Sandford Lasher: Oxfordshire's Most Deadly Water?
26 May 2021 (Updated 7 September 2021)
Sandford Lasher is the name given to the weir just above the lock at Sandford-on-Thames, adjoining the island known as Fidler's Elbow.
The calm surface of the water above the weir is deceptive, hiding strong currents below the surface that will drag unwary swimmers down and into the grasp of the weir.
A frightening death toll
At the middle of the weir stands an obelisk that acts as a memorial to two young students from Christ Church College who lost their lives here in 1843.
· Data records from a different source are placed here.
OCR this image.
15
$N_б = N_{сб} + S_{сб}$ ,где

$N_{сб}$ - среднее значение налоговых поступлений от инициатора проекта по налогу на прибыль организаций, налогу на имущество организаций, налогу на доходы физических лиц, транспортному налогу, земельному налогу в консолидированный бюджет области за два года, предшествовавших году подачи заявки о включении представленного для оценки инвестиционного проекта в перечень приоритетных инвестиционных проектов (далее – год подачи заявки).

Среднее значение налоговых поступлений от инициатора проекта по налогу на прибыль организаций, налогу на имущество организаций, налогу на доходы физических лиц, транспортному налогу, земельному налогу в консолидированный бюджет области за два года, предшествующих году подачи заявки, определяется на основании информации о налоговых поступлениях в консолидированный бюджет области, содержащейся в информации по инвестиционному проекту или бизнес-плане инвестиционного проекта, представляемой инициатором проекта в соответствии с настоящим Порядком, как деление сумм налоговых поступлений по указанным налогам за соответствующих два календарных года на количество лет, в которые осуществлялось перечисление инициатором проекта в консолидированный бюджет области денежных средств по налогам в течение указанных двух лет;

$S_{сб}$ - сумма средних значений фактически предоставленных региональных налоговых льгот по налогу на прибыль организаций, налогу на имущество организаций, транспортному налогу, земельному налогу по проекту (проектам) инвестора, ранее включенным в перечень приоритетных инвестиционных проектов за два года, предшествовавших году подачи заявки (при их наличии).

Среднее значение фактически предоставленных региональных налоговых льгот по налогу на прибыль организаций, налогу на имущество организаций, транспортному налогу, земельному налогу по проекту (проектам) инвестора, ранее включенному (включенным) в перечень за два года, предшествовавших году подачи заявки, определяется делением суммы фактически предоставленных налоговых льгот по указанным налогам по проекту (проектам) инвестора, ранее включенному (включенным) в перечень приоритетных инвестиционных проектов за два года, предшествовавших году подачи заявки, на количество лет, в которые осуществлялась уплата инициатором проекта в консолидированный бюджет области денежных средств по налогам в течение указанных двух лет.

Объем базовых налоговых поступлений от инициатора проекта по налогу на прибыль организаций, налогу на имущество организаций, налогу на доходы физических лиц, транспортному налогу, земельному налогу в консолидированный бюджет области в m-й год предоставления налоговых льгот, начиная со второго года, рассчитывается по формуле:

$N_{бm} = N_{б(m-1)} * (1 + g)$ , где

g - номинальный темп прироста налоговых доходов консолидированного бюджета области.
Thomas Gaisford had been swimming in the river on 23rd June 1843 when he found himself struggling against the dangerous currents. His friend William Gaisford dived in to try and help him but he was unable to save his friend and both lost their lives.
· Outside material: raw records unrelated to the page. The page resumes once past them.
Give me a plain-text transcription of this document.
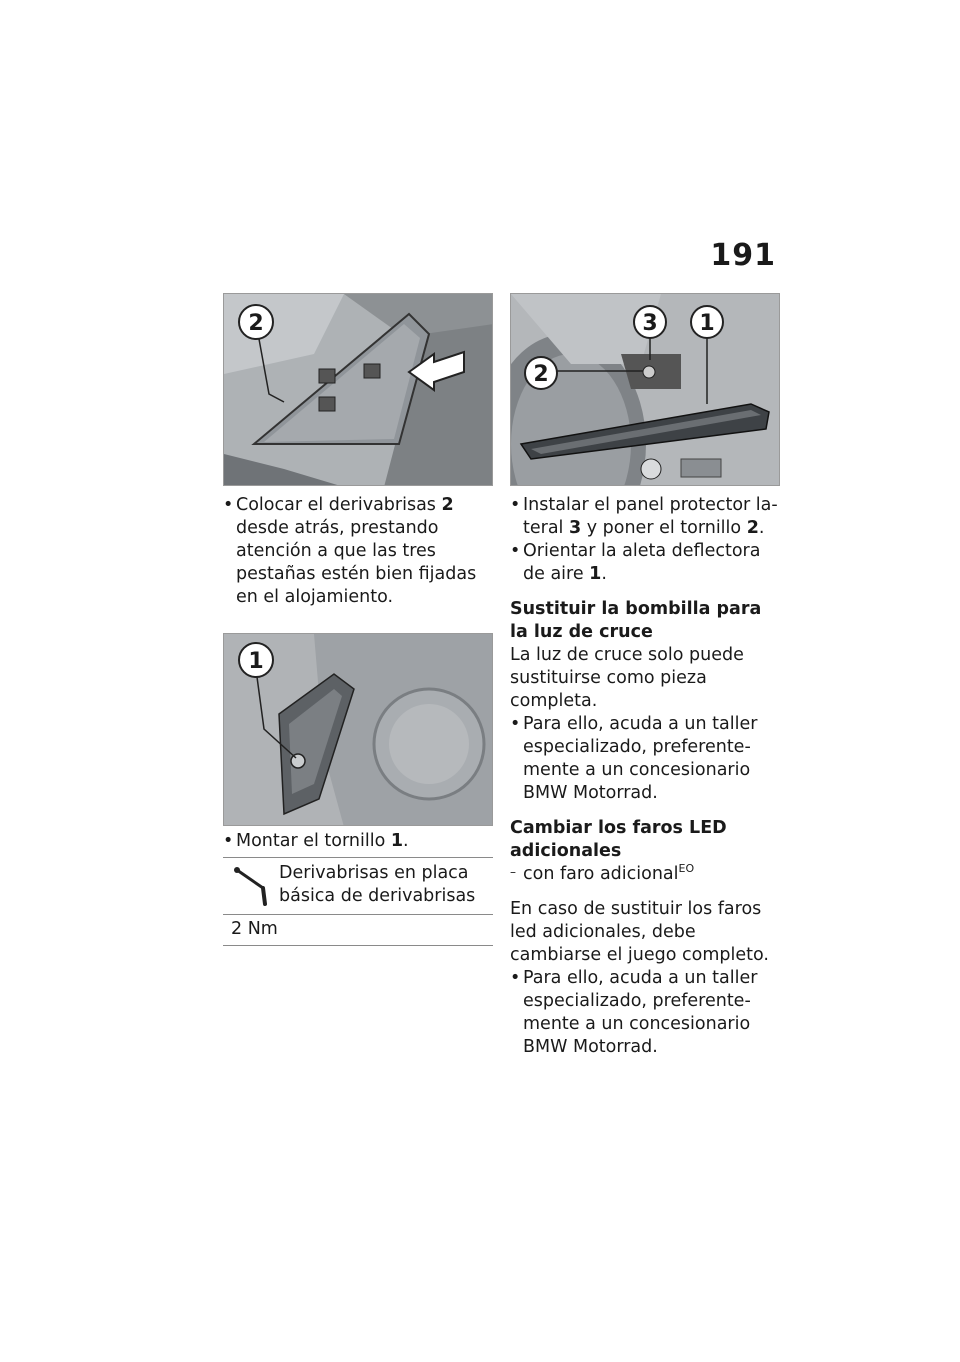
191
2
• Colocar el derivabrisas 2 desde atrás, prestando atención a que las tres pestañas estén bien fijadas en el alojamiento.
1
• Montar el tornillo 1.
Derivabrisas en placa básica de derivabrisas

2 Nm
3 1
2
• Instalar el panel protector lateral 3 y poner el tornillo 2.
• Orientar la aleta deflectora de aire 1.
Sustituir la bombilla para la luz de cruce
La luz de cruce solo puede sustituirse como pieza completa.
• Para ello, acuda a un taller especializado, preferentemente a un concesionario BMW Motorrad.
Cambiar los faros LED adicionales
– con faro adicional$^{EO}$
En caso de sustituir los faros led adicionales, debe cambiarse el juego completo.
• Para ello, acuda a un taller especializado, preferentemente a un concesionario BMW Motorrad.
These two are not the only ones to have lost their lives at this spot. The names of three other students of Christ Church who died at this spot were later added to the monument, George Dasent in 1872 and Michael Llewelyn Davies and Rupert Buxton in 1921.
Other student victims of the deadly 'lasher' include:
- Henry Fawcett of University College, drowned in May 1833.
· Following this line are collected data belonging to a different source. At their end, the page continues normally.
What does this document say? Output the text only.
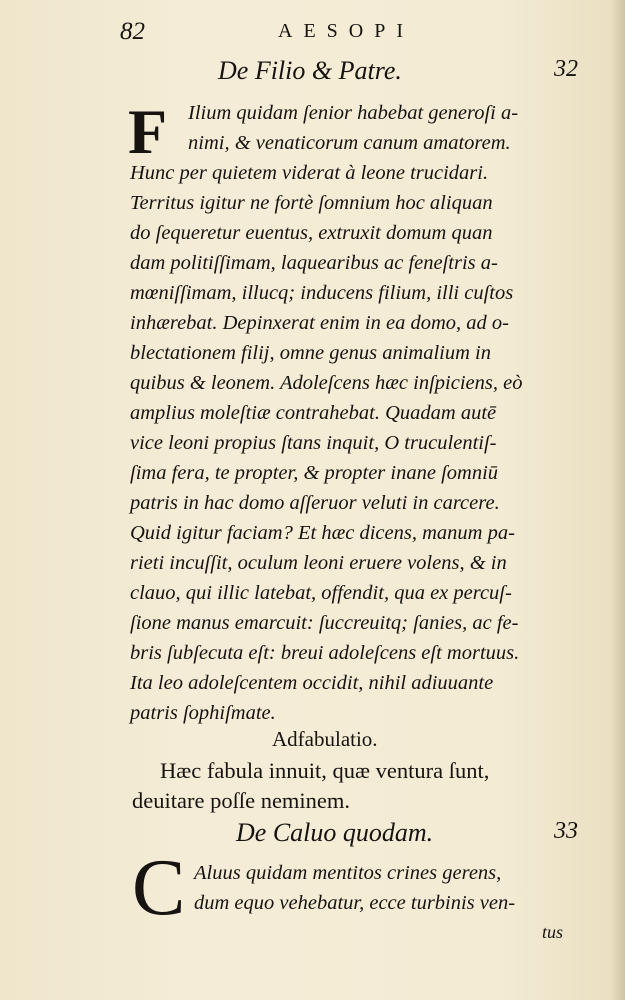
82	AESOPI
De Filio & Patre.	32
F Ilium quidam ſenior habebat generoſi a-
nimi, & venaticorum canum amatorem.
Hunc per quietem viderat à leone trucidari.
Territus igitur ne fortè ſomnium hoc aliquan
do ſequeretur euentus, extruxit domum quan
dam politiſſimam, laquearibus ac feneſtris a-
mœniſſimam, illucq; inducens filium, illi cuſtos
inhærebat. Depinxerat enim in ea domo, ad o-
blectationem filij, omne genus animalium in
quibus & leonem. Adoleſcens hæc inſpiciens, eò
amplius moleſtiæ contrahebat. Quadam autē
vice leoni propius ſtans inquit, O truculentiſ-
ſima fera, te propter, & propter inane ſomniū
patris in hac domo aſſeruor veluti in carcere.
Quid igitur faciam? Et hæc dicens, manum pa-
rieti incuſſit, oculum leoni eruere volens, & in
clauo, qui illic latebat, offendit, qua ex percuſ-
ſione manus emarcuit: ſuccreuitq; ſanies, ac fe-
bris ſubſecuta eſt: breui adoleſcens eſt mortuus.
Ita leo adoleſcentem occidit, nihil adiuuante
patris ſophiſmate.
Adfabulatio.
Hæc fabula innuit, quæ ventura ſunt,
deuitare poſſe neminem.
De Caluo quodam.	33
C Aluus quidam mentitos crines gerens,
dum equo vehebatur, ecce turbinis ven-
tus
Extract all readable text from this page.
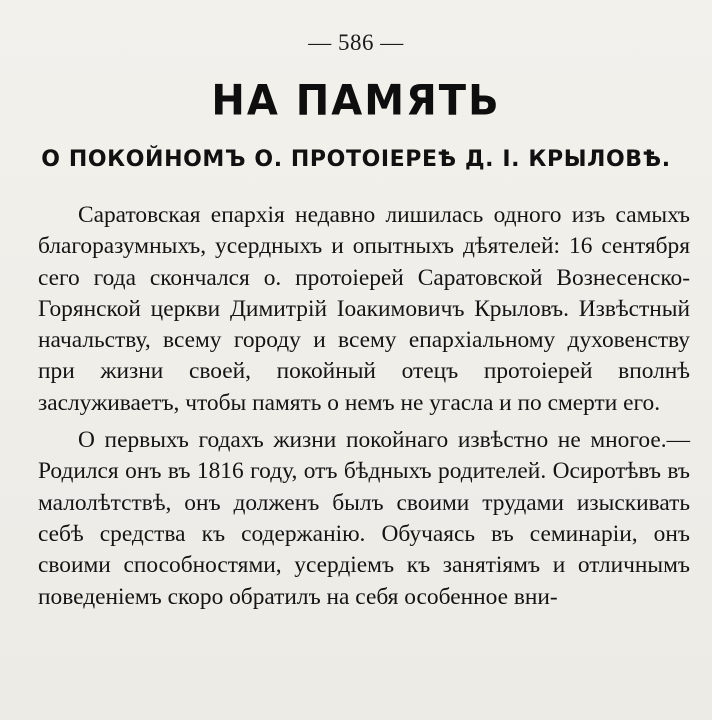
— 586 —
НА ПАМЯТЬ
О ПОКОЙНОМЪ О. ПРОТОІЕРЕѢ Д. І. КРЫЛОВѢ.

Саратовская епархія недавно лишилась одного изъ самыхъ благоразумныхъ, усердныхъ и опытныхъ дѣятелей: 16 сентября сего года скончался о. протоіерей Саратовской Вознесенско-Горянской церкви Димитрій Іоакимовичъ Крыловъ. Извѣстный начальству, всему городу и всему епархіальному духовенству при жизни своей, покойный отецъ протоіерей вполнѣ заслуживаетъ, чтобы память о немъ не угасла и по смерти его.

О первыхъ годахъ жизни покойнаго извѣстно не многое.—Родился онъ въ 1816 году, отъ бѣдныхъ родителей. Осиротѣвъ въ малолѣтствѣ, онъ долженъ былъ своими трудами изыскивать себѣ средства къ содержанію. Обучаясь въ семинаріи, онъ своими способностями, усердіемъ къ занятіямъ и отличнымъ поведеніемъ скоро обратилъ на себя особенное вни-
- John Richardson Currer of Balliol College, drowned in February 1840.
- Clarence Sinclair Collier of Balliol College, drowned in June 1879.
- Schoolboy Edward John Templar, drowned in 1864, aged just 16.
Warnings from literature
The danger of swimming in this spot became notorious, but it apparently didn't dissuade people. Charles Dickens Jr in his Dictionary of the Thames commented that the weir 'had almost yearly demanded its tale of victims, and it is almost inconceivable that people will continue year after year to tempt fate in this and other equally dangerous places.'
Jerome K. Jerome in his classic Three Men in a Boat describes the spot as 'a very good place to drown yourself in' and comments that 'the steps of the obelisk are generally used as a diving-board by young men now who wish to see if the place really IS dangerous.'
The inspiration for Peter Pan
The death of Michael Llewelyn Davies, who drowned here in 1921 is particularly poignant, as Michael was the foster son of J.M. Barrie, author of Peter Pan.
Michael is widely believed to be the inspiration for the character of Peter Pan, so for the 'boy who wouldn't grow up' to die at such an early age is very tragic.